War and economics: The Houthis, Russia, India and North Korea
Container operator A.P. Møller-Mærsk A/S transit in the Red Sea was suspended again at the end of 2023 after the attack by Yemen’s Houthi movement on one of the container ships. The attack came just after Mærsk resumed navigation and launched the international military protection operation “Prosperity Guardian”. The Houthi’s actions have led to significant disruptions to shipping through the Suez Canal and the Red Sea, one of the most essential oil, natural gas, grain, and consumer goods trade arteries between Europe and Asia. Attacks could drive up product prices – the cost and time of sea shipments increase, and the consequences of additional traffic on other routes will be felt worldwide.
In the North Korean port of Najin, located close to Russia, intensive work is underway after a long period of stagnation.

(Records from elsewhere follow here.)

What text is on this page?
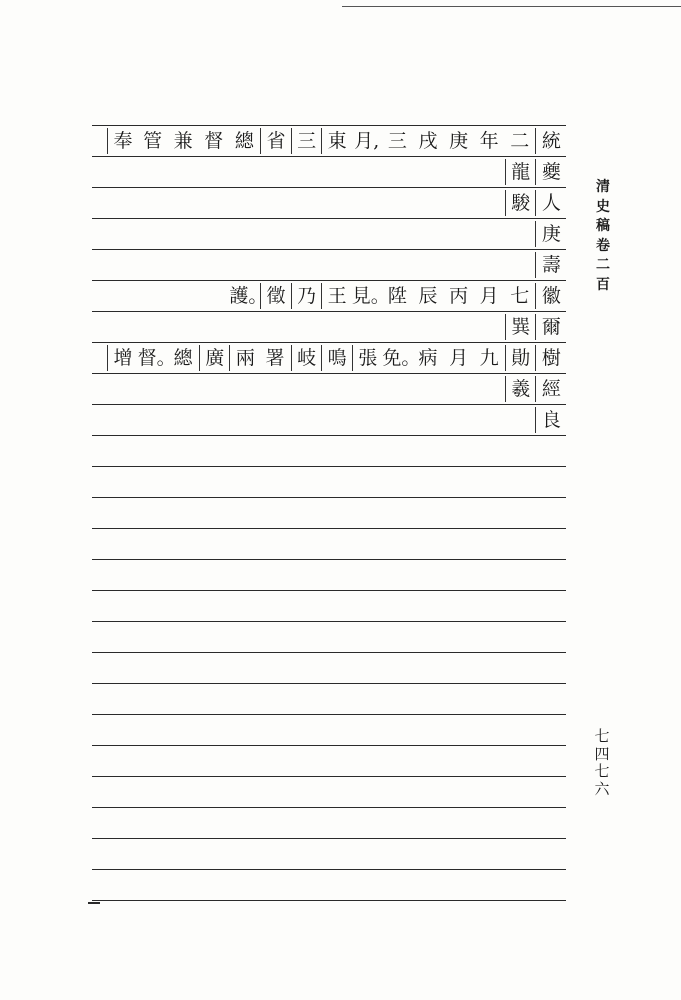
統
二
年
庚
戌
三
月,
東
三
省
總
督
兼
管
奉
夔
龍
人
駿
庚
壽
徽
七
月
丙
辰
陞
見。
王
乃
徵
護。
爾
巽
樹
勛
九
月
病
免。
張
鳴
岐
署
兩
廣
總
督。
增
經
羲
良
清
史
稿
卷
二
百
七
四
七
六
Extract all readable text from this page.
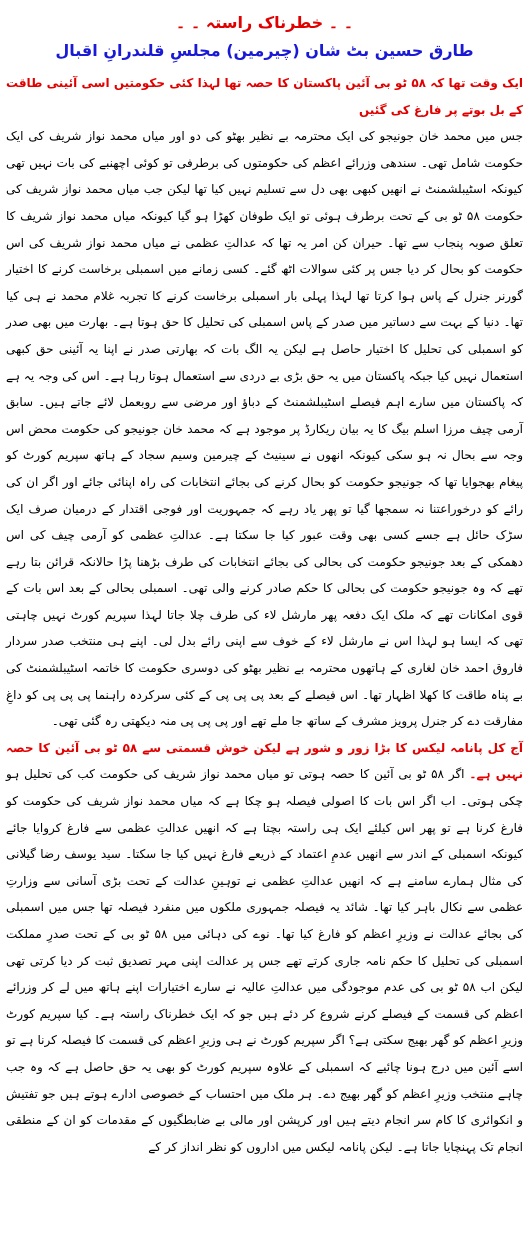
۔ ۔ خطرناک راستہ ۔ ۔
طارق حسین بٹ شان (چیرمین) مجلسِ قلندرانِ اقبال

ایک وقت تھا کہ ۵۸ ٹو بی آئین پاکستان کا حصہ تھا لہذا کئی حکومتیں اسی آئینی طاقت کے بل بوتے پر فارغ کی گئیں

جس میں محمد خان جونیجو کی ایک محترمہ بے نظیر بھٹو کی دو اور میاں محمد نواز شریف کی ایک حکومت شامل تھی۔ سندھی وزرائے اعظم کی حکومتوں کی برطرفی تو کوئی اچھنبے کی بات نہیں تھی کیونکہ اسٹیبلشمنٹ نے انھیں کبھی بھی دل سے تسلیم نہیں کیا تھا لیکن جب میاں محمد نواز شریف کی حکومت ۵۸ ٹو بی کے تحت برطرف ہوئی تو ایک طوفان کھڑا ہو گیا کیونکہ میاں محمد نواز شریف کا تعلق صوبہ پنجاب سے تھا۔ حیران کن امر یہ تھا کہ عدالتِ عظمی نے میاں محمد نواز شریف کی اس حکومت کو بحال کر دیا جس پر کئی سوالات اٹھ گئے۔ کسی زمانے میں اسمبلی برخاست کرنے کا اختیار گورنر جنرل کے پاس ہوا کرتا تھا لہذا پہلی بار اسمبلی برخاست کرنے کا تجربہ غلام محمد نے ہی کیا تھا۔ دنیا کے بہت سے دساتیر میں صدر کے پاس اسمبلی کی تحلیل کا حق ہوتا ہے۔ بھارت میں بھی صدر کو اسمبلی کی تحلیل کا اختیار حاصل ہے لیکن یہ الگ بات کہ بھارتی صدر نے اپنا یہ آئینی حق کبھی استعمال نہیں کیا جبکہ پاکستان میں یہ حق بڑی بے دردی سے استعمال ہوتا رہا ہے۔ اس کی وجہ یہ ہے کہ پاکستان میں سارے اہم فیصلے اسٹیبلشمنٹ کے دباؤ اور مرضی سے روبعمل لائے جاتے ہیں۔ سابق آرمی چیف مرزا اسلم بیگ کا یہ بیان ریکارڈ پر موجود ہے کہ محمد خان جونیجو کی حکومت محض اس وجہ سے بحال نہ ہو سکی کیونکہ انھوں نے سینیٹ کے چیرمین وسیم سجاد کے ہاتھ سپریم کورٹ کو پیغام بھجوایا تھا کہ جونیجو حکومت کو بحال کرنے کی بجائے انتخابات کی راہ اپنائی جائے اور اگر ان کی رائے کو درخوراعتنا نہ سمجھا گیا تو پھر یاد رہے کہ جمہوریت اور فوجی اقتدار کے درمیان صرف ایک سڑک حائل ہے جسے کسی بھی وقت عبور کیا جا سکتا ہے۔ عدالتِ عظمی کو آرمی چیف کی اس دھمکی کے بعد جونیجو حکومت کی بحالی کی بجائے انتخابات کی طرف بڑھنا پڑا حالانکہ قرائن بتا رہے تھے کہ وہ جونیجو حکومت کی بحالی کا حکم صادر کرنے والی تھی۔ اسمبلی بحالی کے بعد اس بات کے قوی امکانات تھے کہ ملک ایک دفعہ پھر مارشل لاء کی طرف چلا جاتا لہذا سپریم کورٹ نہیں چاہتی تھی کہ ایسا ہو لہذا اس نے مارشل لاء کے خوف سے اپنی رائے بدل لی۔ اپنے ہی منتخب صدر سردار فاروق احمد خان لغاری کے ہاتھوں محترمہ بے نظیر بھٹو کی دوسری حکومت کا خاتمہ اسٹیبلشمنٹ کی بے پناہ طاقت کا کھلا اظہار تھا۔ اس فیصلے کے بعد پی پی پی کے کئی سرکردہ راہنما پی پی پی کو داغِ مفارقت دے کر جنرل پرویز مشرف کے ساتھ جا ملے تھے اور پی پی پی منہ دیکھتی رہ گئی تھی۔

آج کل پانامہ لیکس کا بڑا زور و شور ہے لیکن خوش قسمتی سے ۵۸ ٹو بی آئین کا حصہ نہیں ہے۔ اگر ۵۸ ٹو بی آئین کا حصہ ہوتی تو میاں محمد نواز شریف کی حکومت کب کی تحلیل ہو چکی ہوتی۔ اب اگر اس بات کا اصولی فیصلہ ہو چکا ہے کہ میاں محمد نواز شریف کی حکومت کو فارغ کرنا ہے تو پھر اس کیلئے ایک ہی راستہ بچتا ہے کہ انھیں عدالتِ عظمی سے فارغ کروایا جائے کیونکہ اسمبلی کے اندر سے انھیں عدمِ اعتماد کے ذریعے فارغ نہیں کیا جا سکتا۔ سید یوسف رضا گیلانی کی مثال ہمارے سامنے ہے کہ انھیں عدالتِ عظمی نے توہینِ عدالت کے تحت بڑی آسانی سے وزارتِ عظمی سے نکال باہر کیا تھا۔ شائد یہ فیصلہ جمہوری ملکوں میں منفرد فیصلہ تھا جس میں اسمبلی کی بجائے عدالت نے وزیرِ اعظم کو فارغ کیا تھا۔ نوے کی دہائی میں ۵۸ ٹو بی کے تحت صدرِ مملکت اسمبلی کی تحلیل کا حکم نامہ جاری کرتے تھے جس پر عدالت اپنی مہر تصدیق ثبت کر دیا کرتی تھی لیکن اب ۵۸ ٹو بی کی عدم موجودگی میں عدالتِ عالیہ نے سارے اختیارات اپنے ہاتھ میں لے کر وزرائے اعظم کی قسمت کے فیصلے کرنے شروع کر دئے ہیں جو کہ ایک خطرناک راستہ ہے۔ کیا سپریم کورٹ وزیرِ اعظم کو گھر بھیج سکتی ہے؟ اگر سپریم کورٹ نے ہی وزیرِ اعظم کی قسمت کا فیصلہ کرنا ہے تو اسے آئین میں درج ہونا چائیے کہ اسمبلی کے علاوہ سپریم کورٹ کو بھی یہ حق حاصل ہے کہ وہ جب چاہے منتخب وزیرِ اعظم کو گھر بھیج دے۔ ہر ملک میں احتساب کے خصوصی ادارے ہوتے ہیں جو تفتیش و انکوائری کا کام سر انجام دیتے ہیں اور کرپشن اور مالی بے ضابطگیوں کے مقدمات کو ان کے منطقی انجام تک پہنچایا جاتا ہے۔ لیکن پانامہ لیکس میں اداروں کو نظر انداز کر کے
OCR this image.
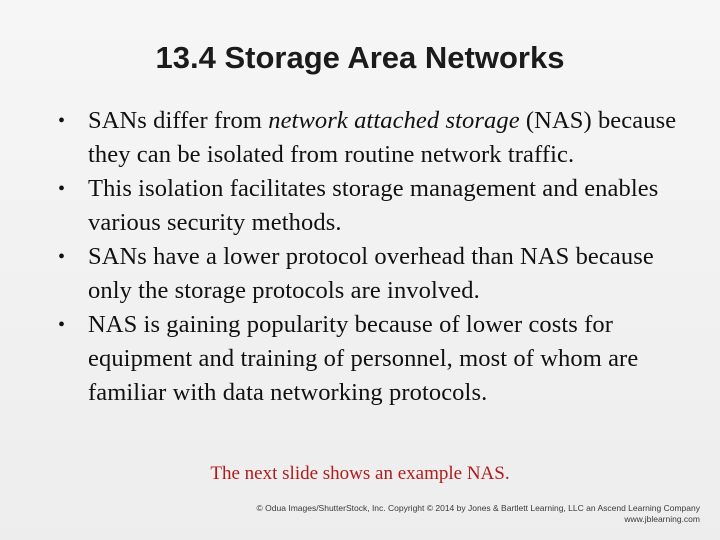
13.4 Storage Area Networks
• SANs differ from network attached storage (NAS) because they can be isolated from routine network traffic.
• This isolation facilitates storage management and enables various security methods.
• SANs have a lower protocol overhead than NAS because only the storage protocols are involved.
• NAS is gaining popularity because of lower costs for equipment and training of personnel, most of whom are familiar with data networking protocols.
The next slide shows an example NAS.
© Odua Images/ShutterStock, Inc. Copyright © 2014 by Jones & Bartlett Learning, LLC an Ascend Learning Company
www.jblearning.com
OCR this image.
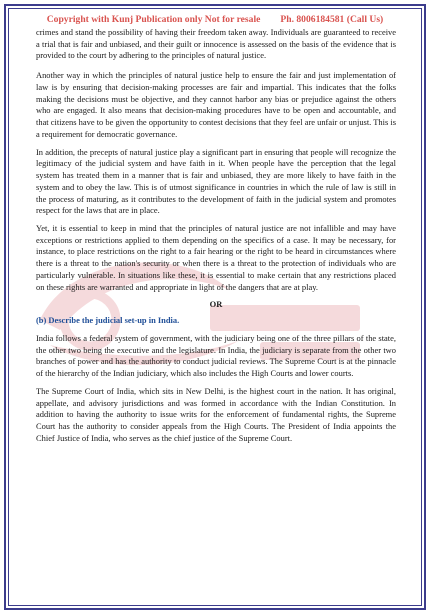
Copyright with Kunj Publication only Not for resale Ph. 8006184581 (Call Us)

crimes and stand the possibility of having their freedom taken away. Individuals are guaranteed to receive a trial that is fair and unbiased, and their guilt or innocence is assessed on the basis of the evidence that is provided to the court by adhering to the principles of natural justice.

Another way in which the principles of natural justice help to ensure the fair and just implementation of law is by ensuring that decision-making processes are fair and impartial. This indicates that the folks making the decisions must be objective, and they cannot harbor any bias or prejudice against the others who are engaged. It also means that decision-making procedures have to be open and accountable, and that citizens have to be given the opportunity to contest decisions that they feel are unfair or unjust. This is a requirement for democratic governance.

In addition, the precepts of natural justice play a significant part in ensuring that people will recognize the legitimacy of the judicial system and have faith in it. When people have the perception that the legal system has treated them in a manner that is fair and unbiased, they are more likely to have faith in the system and to obey the law. This is of utmost significance in countries in which the rule of law is still in the process of maturing, as it contributes to the development of faith in the judicial system and promotes respect for the laws that are in place.

Yet, it is essential to keep in mind that the principles of natural justice are not infallible and may have exceptions or restrictions applied to them depending on the specifics of a case. It may be necessary, for instance, to place restrictions on the right to a fair hearing or the right to be heard in circumstances where there is a threat to the nation's security or when there is a threat to the protection of individuals who are particularly vulnerable. In situations like these, it is essential to make certain that any restrictions placed on these rights are warranted and appropriate in light of the dangers that are at play.

OR
(b) Describe the judicial set-up in India.

India follows a federal system of government, with the judiciary being one of the three pillars of the state, the other two being the executive and the legislature. In India, the judiciary is separate from the other two branches of power and has the authority to conduct judicial reviews. The Supreme Court is at the pinnacle of the hierarchy of the Indian judiciary, which also includes the High Courts and lower courts.

The Supreme Court of India, which sits in New Delhi, is the highest court in the nation. It has original, appellate, and advisory jurisdictions and was formed in accordance with the Indian Constitution. In addition to having the authority to issue writs for the enforcement of fundamental rights, the Supreme Court has the authority to consider appeals from the High Courts. The President of India appoints the Chief Justice of India, who serves as the chief justice of the Supreme Court.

According to experts, it is related to the growing arms trade and its supplies to Russia due to the war in Ukraine. Satellite images in late 2023 show a steady influx of ships into the port, hundreds of containers being loaded and unloaded, and carriages ready to transport goods. According to South Korean intelligence, since August last year, approximately one million pieces of artillery from North Korea arrived in Russia, broadly interoperable with Russian equipment.
According to the Russian authorities, oil shipments to the two most populous countries, India and China, constituted 90% of all oil exports from Russia in 2023. This is how the authorities in Moscow managed to circumvent Western sanctions in connection with the invasion of Ukraine. India buys Russian oil, sometimes at a discount, refines it, and then sells it to Europe.